Recuerdo la primera vez que fui a México y la emoción que sentí al visitar la tumba de Luis Cernuda en el Cementerio de San Ángel. Llevé unas violetas como él había hecho al visitar el sepulcro de Larra en uno de sus poemas más emocionantes: “Escribir en España no es llorar, es morir / porque muere la inspiración envuelta en humo”. Volví a esos recuerdos en la entrega del Premio Cervantes con las intervenciones de Gonzalo Celorio y del ministro Ernest Urtasun. Con la fuerza conmovedora de la narrativa, Gonzalo habló de la muerte de su padre para salir después a caminar por el mundo de la literatura, la sociedad y las relaciones insustituibles entre España y México. Con la energía de su sentido político, Urtasun recordó el exilio español, la solidaridad de Lázaro Cárdenas y el encuentro de la escritora Elena Garro con Luis Cernuda en Valencia durante la Guerra Civil. Cuando le comentó que estaba casada con el poeta Octavio Paz, Cernuda respondió que él era también poeta.

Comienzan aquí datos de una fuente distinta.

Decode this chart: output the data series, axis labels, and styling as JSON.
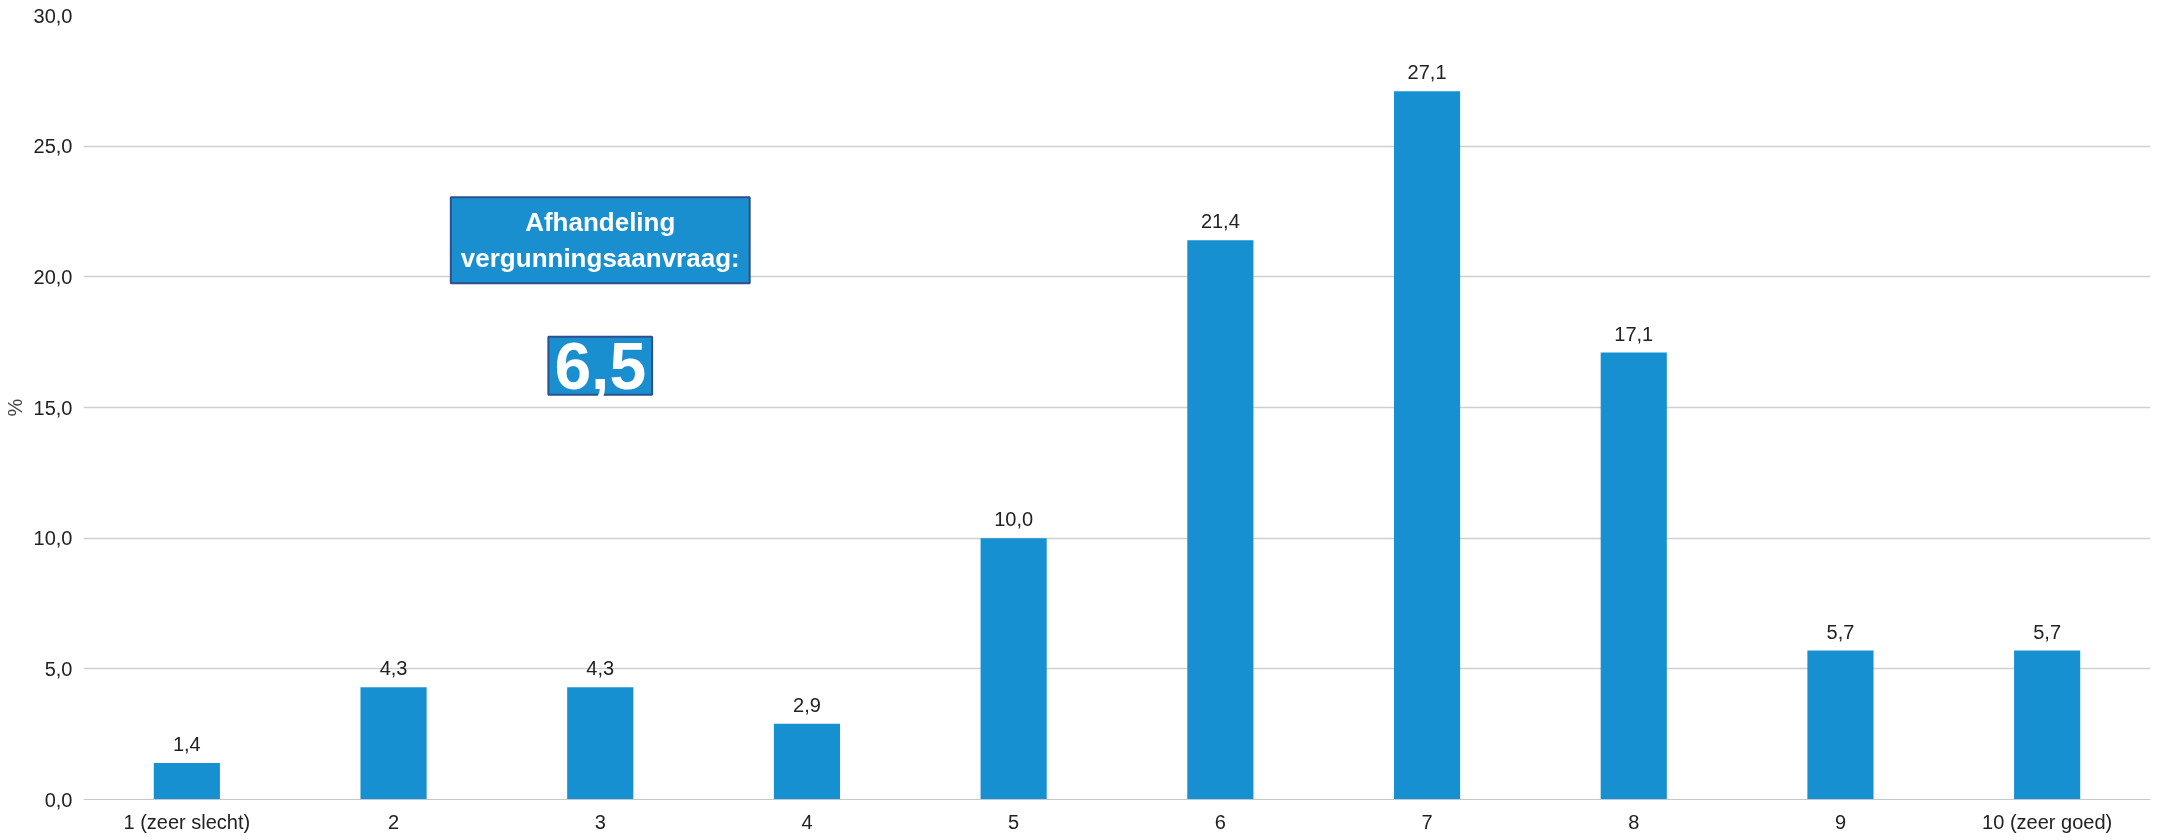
{
  "chart_data": {
    "type": "bar",
    "ylabel": "%",
    "categories": [
      "1 (zeer slecht)",
      "2",
      "3",
      "4",
      "5",
      "6",
      "7",
      "8",
      "9",
      "10 (zeer goed)"
    ],
    "values": [
      1.4,
      4.3,
      4.3,
      2.9,
      10.0,
      21.4,
      27.1,
      17.1,
      5.7,
      5.7
    ],
    "value_labels": [
      "1,4",
      "4,3",
      "4,3",
      "2,9",
      "10,0",
      "21,4",
      "27,1",
      "17,1",
      "5,7",
      "5,7"
    ],
    "color": "#1690d0",
    "ylim": [
      0,
      30
    ],
    "yticks": [
      {
        "value": 0,
        "label": "0,0"
      },
      {
        "value": 5,
        "label": "5,0"
      },
      {
        "value": 10,
        "label": "10,0"
      },
      {
        "value": 15,
        "label": "15,0"
      },
      {
        "value": 20,
        "label": "20,0"
      },
      {
        "value": 25,
        "label": "25,0"
      },
      {
        "value": 30,
        "label": "30,0"
      }
    ],
    "grid": "y",
    "annotations": [
      "Afhandeling vergunningsaanvraag:",
      "6,5"
    ]
  }
}
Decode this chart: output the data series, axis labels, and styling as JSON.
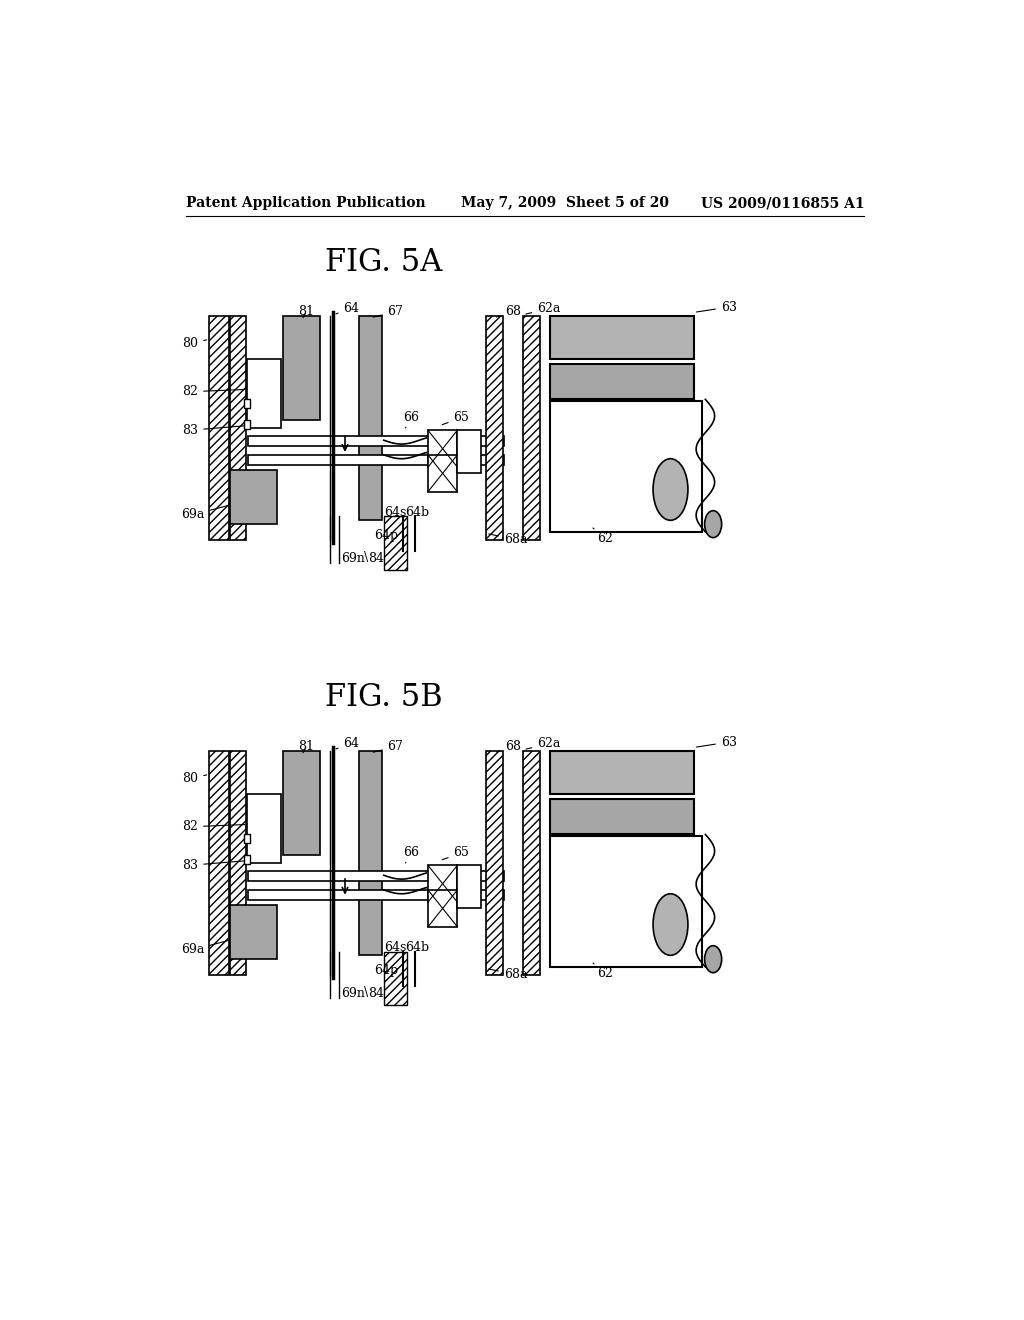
{
  "bg_color": "#ffffff",
  "header_left": "Patent Application Publication",
  "header_mid": "May 7, 2009  Sheet 5 of 20",
  "header_right": "US 2009/0116855 A1",
  "fig5a_title": "FIG. 5A",
  "fig5b_title": "FIG. 5B",
  "header_font_size": 10,
  "title_font_size": 22
}
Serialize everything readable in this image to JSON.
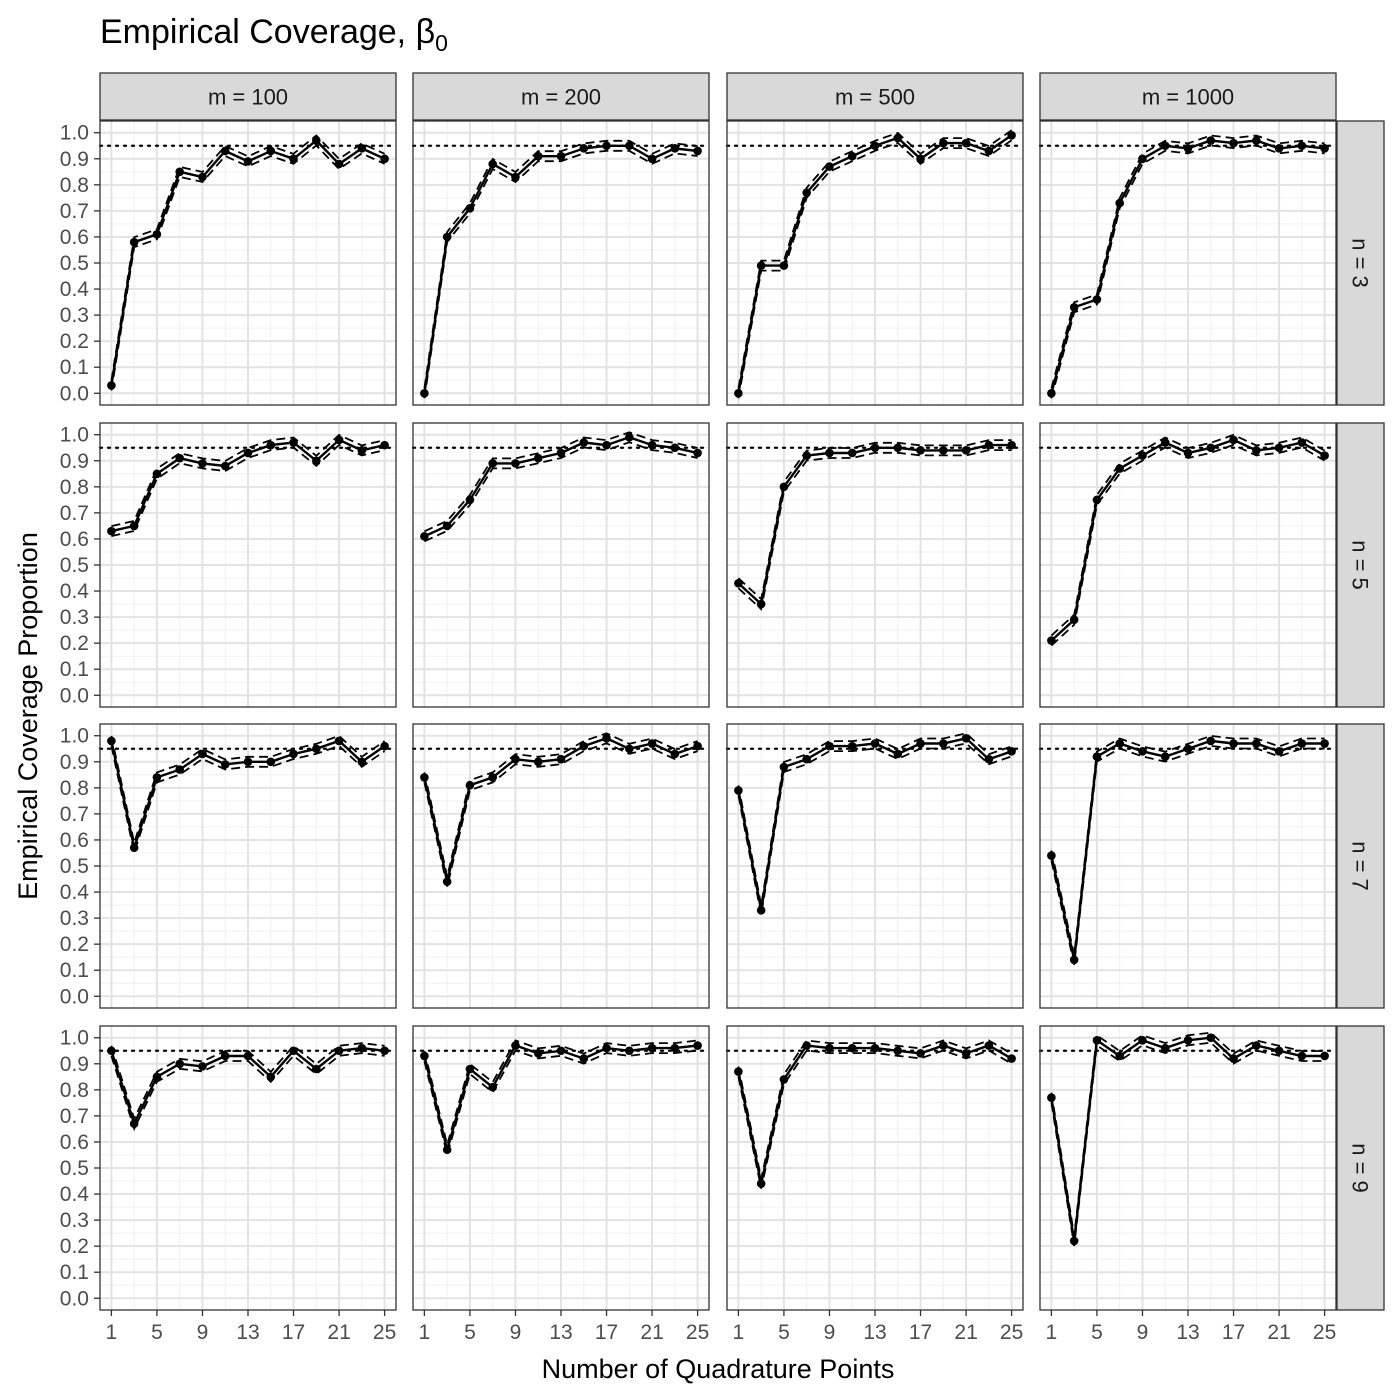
{
  "chart_data": {
    "type": "line",
    "title": "Empirical Coverage, ",
    "title_symbol": "β",
    "title_subscript": "0",
    "xlabel": "Number of Quadrature Points",
    "ylabel": "Empirical Coverage Proportion",
    "x": [
      1,
      3,
      5,
      7,
      9,
      11,
      13,
      15,
      17,
      19,
      21,
      23,
      25
    ],
    "x_ticks": [
      1,
      5,
      9,
      13,
      17,
      21,
      25
    ],
    "y_ticks": [
      0.0,
      0.1,
      0.2,
      0.3,
      0.4,
      0.5,
      0.6,
      0.7,
      0.8,
      0.9,
      1.0
    ],
    "y_tick_labels": [
      "0.0",
      "0.1",
      "0.2",
      "0.3",
      "0.4",
      "0.5",
      "0.6",
      "0.7",
      "0.8",
      "0.9",
      "1.0"
    ],
    "xlim": [
      0,
      26
    ],
    "ylim": [
      -0.045,
      1.045
    ],
    "reference_line": 0.95,
    "grid": true,
    "columns": [
      "m = 100",
      "m = 200",
      "m = 500",
      "m = 1000"
    ],
    "rows": [
      "n = 3",
      "n = 5",
      "n = 7",
      "n = 9"
    ],
    "panels": [
      [
        {
          "values": [
            0.03,
            0.58,
            0.61,
            0.85,
            0.83,
            0.93,
            0.89,
            0.93,
            0.9,
            0.97,
            0.88,
            0.94,
            0.9
          ]
        },
        {
          "values": [
            0.0,
            0.6,
            0.71,
            0.88,
            0.83,
            0.91,
            0.91,
            0.94,
            0.95,
            0.95,
            0.9,
            0.94,
            0.93
          ]
        },
        {
          "values": [
            0.0,
            0.49,
            0.49,
            0.77,
            0.87,
            0.91,
            0.95,
            0.98,
            0.9,
            0.96,
            0.96,
            0.93,
            0.99
          ]
        },
        {
          "values": [
            0.0,
            0.33,
            0.36,
            0.73,
            0.9,
            0.95,
            0.94,
            0.97,
            0.96,
            0.97,
            0.94,
            0.95,
            0.94
          ]
        }
      ],
      [
        {
          "values": [
            0.63,
            0.65,
            0.85,
            0.91,
            0.89,
            0.88,
            0.93,
            0.96,
            0.97,
            0.9,
            0.98,
            0.94,
            0.96
          ]
        },
        {
          "values": [
            0.61,
            0.65,
            0.75,
            0.89,
            0.89,
            0.91,
            0.93,
            0.97,
            0.96,
            0.99,
            0.96,
            0.95,
            0.93
          ]
        },
        {
          "values": [
            0.43,
            0.35,
            0.8,
            0.92,
            0.93,
            0.93,
            0.95,
            0.95,
            0.94,
            0.94,
            0.94,
            0.96,
            0.96
          ]
        },
        {
          "values": [
            0.21,
            0.29,
            0.75,
            0.87,
            0.92,
            0.97,
            0.93,
            0.95,
            0.98,
            0.94,
            0.95,
            0.97,
            0.92
          ]
        }
      ],
      [
        {
          "values": [
            0.98,
            0.57,
            0.84,
            0.87,
            0.93,
            0.89,
            0.9,
            0.9,
            0.93,
            0.95,
            0.98,
            0.9,
            0.96
          ]
        },
        {
          "values": [
            0.84,
            0.44,
            0.81,
            0.84,
            0.91,
            0.9,
            0.91,
            0.96,
            0.99,
            0.95,
            0.97,
            0.93,
            0.96
          ]
        },
        {
          "values": [
            0.79,
            0.33,
            0.88,
            0.91,
            0.96,
            0.96,
            0.97,
            0.93,
            0.97,
            0.97,
            0.99,
            0.91,
            0.94
          ]
        },
        {
          "values": [
            0.54,
            0.14,
            0.92,
            0.97,
            0.94,
            0.92,
            0.95,
            0.98,
            0.97,
            0.97,
            0.94,
            0.97,
            0.97
          ]
        }
      ],
      [
        {
          "values": [
            0.95,
            0.67,
            0.85,
            0.9,
            0.89,
            0.93,
            0.93,
            0.85,
            0.95,
            0.88,
            0.95,
            0.96,
            0.95
          ]
        },
        {
          "values": [
            0.93,
            0.57,
            0.88,
            0.81,
            0.97,
            0.94,
            0.95,
            0.92,
            0.96,
            0.95,
            0.96,
            0.96,
            0.97
          ]
        },
        {
          "values": [
            0.87,
            0.44,
            0.84,
            0.97,
            0.96,
            0.96,
            0.96,
            0.95,
            0.94,
            0.97,
            0.94,
            0.97,
            0.92
          ]
        },
        {
          "values": [
            0.77,
            0.22,
            0.99,
            0.93,
            0.99,
            0.96,
            0.99,
            1.0,
            0.92,
            0.97,
            0.95,
            0.93,
            0.93
          ]
        }
      ]
    ]
  }
}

Aquel joven Cernuda, orgulloso de la poesía y la libertad, se comprometió con su país en la defensa de la democracia. Para consolidar y dignificar su patria, consideraba que lo prioritario era luchar por la dignidad de los seres humanos. Habitante de su independencia, participó en una causa colectiva. Eso me pasó a mí al escuchar el discurso del ministro Urtasun. Camino ya de los 68 años, al oírlo hablar de la educación pública, la Universidad, la cultura republicana, el exilio, España, México y Cernuda, celebré la suerte de poder identificarme por fin con un Gobierno, algo que nunca había ocurrido en mi vida. Es una suerte. Porque el mundo necesita países que luchen contra la guerra y consideren una prioridad la cultura, la paz, el no al racismo y la dignidad humana. Países que, al hacer sus cuentas y sus programas políticos, digan como Cernuda: yo también soy poeta. Escribir ahora en España no es llorar ni morir.